If you have purchased your vehicle on loan or leased a vehicle, you may end up owing more on your loan than the actual cash value of the vehicle. For such type of vehicles, loan/lease payoff is the best coverage in case if the vehicle gets totaled. This type of insurance is similar to gap insurance but there is little difference between in terms and conditions of the coverage. In most cases, this coverage is available if your loan or lease is held by the financial institution but not an individual.
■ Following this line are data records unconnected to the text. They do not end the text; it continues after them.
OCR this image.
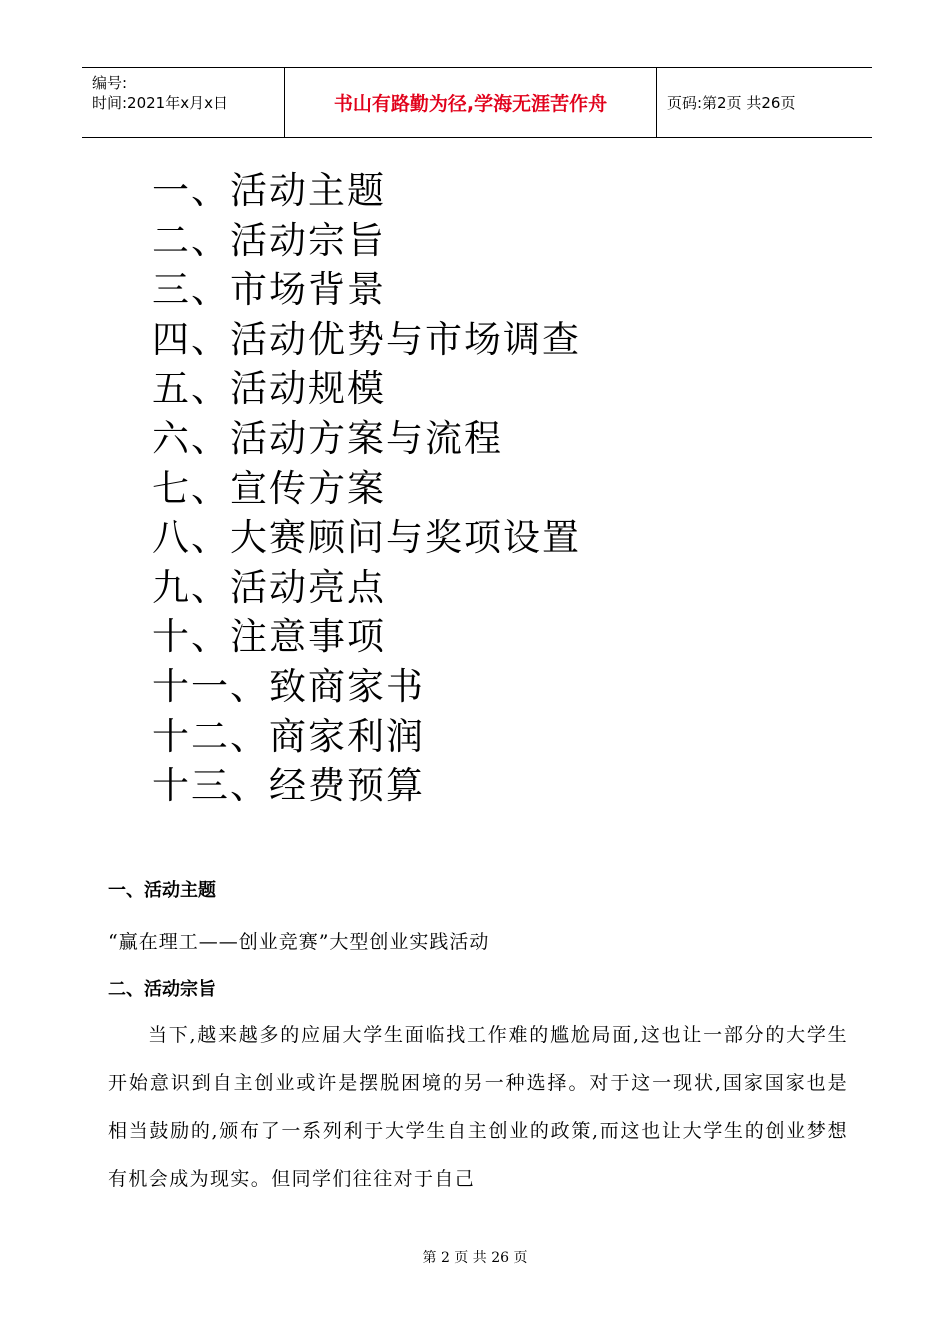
编号:
时间:2021年x月x日	书山有路勤为径,学海无涯苦作舟	页码:第2页 共26页
一、活动主题
二、活动宗旨
三、市场背景
四、活动优势与市场调查
五、活动规模
六、活动方案与流程
七、宣传方案
八、大赛顾问与奖项设置
九、活动亮点
十、注意事项
十一、致商家书
十二、商家利润
十三、经费预算
一、活动主题
“赢在理工——创业竞赛”大型创业实践活动
二、活动宗旨

当下,越来越多的应届大学生面临找工作难的尴尬局面,这也让一部分的大学生开始意识到自主创业或许是摆脱困境的另一种选择。对于这一现状,国家国家也是相当鼓励的,颁布了一系列利于大学生自主创业的政策,而这也让大学生的创业梦想有机会成为现实。但同学们往往对于自己

第 2 页 共 26 页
Benefits of loan/lease payoff coverage:
Here are some of the benefits of loan/lease payoff coverage in certain cases such as:
- If you made only minimum down payment
- If you have loan repayment period, where the amount to be repaid is higher than the actual value of the vehicle.
- If you purchased a vehicle that has high depreciation value.
When your car gets totaled (total loss) after a few days of its loan/lease purchase, your collision and comprehensive coverage will pay off the cash value of the car. But what about the difference between this amount and the amount you currently owe on your vehicle loan or lease?
Here comes, the working of loan/lease payoff coverage. For instance, consider your vehicle’s actual cash value is $20,000, your loan amount went to $25,000 and your car gets totaled within few days of purchasing it. In such a case, loan/lease payoff coverage will compensate $5,000. However, the payment made under loan/lease payoff coverage may not exceed 25% of actual cash value of the vehicle ($5,000).
Thus, when you lease a vehicle or purchase a vehicle on loan, you need to consider insuring it to the full extent, so as to reduce the risk of additional expenses from your wallet.